Dissecting Dicer: How Regulatory RNAs Are Made and Used
Two RNA-binding proteins, TRBP and PACT, have been shown to influence human Dicer activity in vivo, but their roles in RNA-silencing pathways remain poorly defined. Quantitative biochemical experiments are proposed to determine effects of TRBP and PACT on human Dicer catalysis, substrate specificity, and target cleavage. We will test the hypothesis that TRBP and PACT affect binding and processing of distinct classes of RNA substrates. These experiments will provide important insights into the behavior and mechanism of Dicer in the context of its natural binding partners.
Understanding and Engineering Viral Immunity in Bacteria
The hallmarks of prokaryotic adaptive immunity are genomic clustered regularly interspaced short palindromic repeats (CRISPRs), containing an ~550 base pair leader sequence followed by a short (24–48 nt) repeat sequence adjacent to a similarly sized "unique" spacer sequence. The spacers, which often match segments from phage and plasmids, confer resistance to propagation of phage or plasmids bearing those sequences. In S. thermophilus, CRISPR-associated (Cas) proteins encoded by open reading frames adjacent to the CRISPR element were found to be required for CRISPR-mediated phage resistance. Experiments in E. coli showed that a large macromolecular complex called Cascade (CRISPR-associated complex for antiviral defense), formed from multiple Cas proteins, recognizes long transcripts from CRISPR arrays and generates short crRNAs consisting of a repeat-spacer unit. These small CRISPR-derived RNAs serve as homing oligos for the targeted interference of DNA-based foreign genetic elements. However, the mechanisms responsible for this novel regulatory system remain undetermined. The overall goal of this project is to provide a comprehensive understanding of microbial adaptive immunity. We will address (1) how foreign DNA is selectively targeted, (2) how genetic silencing is achieved, and (3) how adaptive immunity has evolved across microbial populations. The long-term objective of this work is to enable engineering of adaptive immunity to control gene expression in environmentally important microbes.

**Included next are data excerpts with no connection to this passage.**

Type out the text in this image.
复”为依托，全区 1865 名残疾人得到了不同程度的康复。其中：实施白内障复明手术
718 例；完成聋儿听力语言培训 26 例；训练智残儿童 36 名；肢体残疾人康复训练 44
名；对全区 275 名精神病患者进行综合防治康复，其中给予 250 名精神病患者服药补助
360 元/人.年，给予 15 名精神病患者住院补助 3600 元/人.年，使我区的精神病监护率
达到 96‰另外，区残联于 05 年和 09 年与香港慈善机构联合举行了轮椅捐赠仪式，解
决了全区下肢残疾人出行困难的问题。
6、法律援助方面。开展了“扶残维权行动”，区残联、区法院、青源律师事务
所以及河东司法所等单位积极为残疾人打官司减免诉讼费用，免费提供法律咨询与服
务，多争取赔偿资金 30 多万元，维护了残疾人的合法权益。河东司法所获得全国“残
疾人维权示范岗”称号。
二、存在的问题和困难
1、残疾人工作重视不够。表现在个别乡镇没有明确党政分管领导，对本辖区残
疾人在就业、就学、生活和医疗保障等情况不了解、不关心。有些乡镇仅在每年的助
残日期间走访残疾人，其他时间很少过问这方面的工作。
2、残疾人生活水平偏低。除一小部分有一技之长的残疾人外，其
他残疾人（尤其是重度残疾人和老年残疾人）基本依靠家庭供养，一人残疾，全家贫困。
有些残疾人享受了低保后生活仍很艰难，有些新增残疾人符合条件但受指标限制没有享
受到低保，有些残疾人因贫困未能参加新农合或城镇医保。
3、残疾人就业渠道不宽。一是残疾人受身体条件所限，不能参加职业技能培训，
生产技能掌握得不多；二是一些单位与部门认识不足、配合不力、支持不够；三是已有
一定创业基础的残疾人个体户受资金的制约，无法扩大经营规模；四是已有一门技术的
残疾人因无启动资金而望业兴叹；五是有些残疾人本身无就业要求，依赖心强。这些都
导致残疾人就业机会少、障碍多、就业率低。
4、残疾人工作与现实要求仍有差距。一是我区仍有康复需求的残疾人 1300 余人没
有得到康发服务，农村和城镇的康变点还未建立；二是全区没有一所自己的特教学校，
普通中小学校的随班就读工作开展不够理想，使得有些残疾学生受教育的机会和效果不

Specific projects (1) test the requirements for DNA recognition by Cascade and related complexes from organisms with active CRISPR systems, using a combination of biochemical reconstitution and structure determination; (2) determine the fate of DNA molecules targeted by crRNAs within Cascade and related complexes, and (3) map the coevolution of CRISPR repeat sequences with the associated Cas genes, using sequence- and structure-based computational analysis.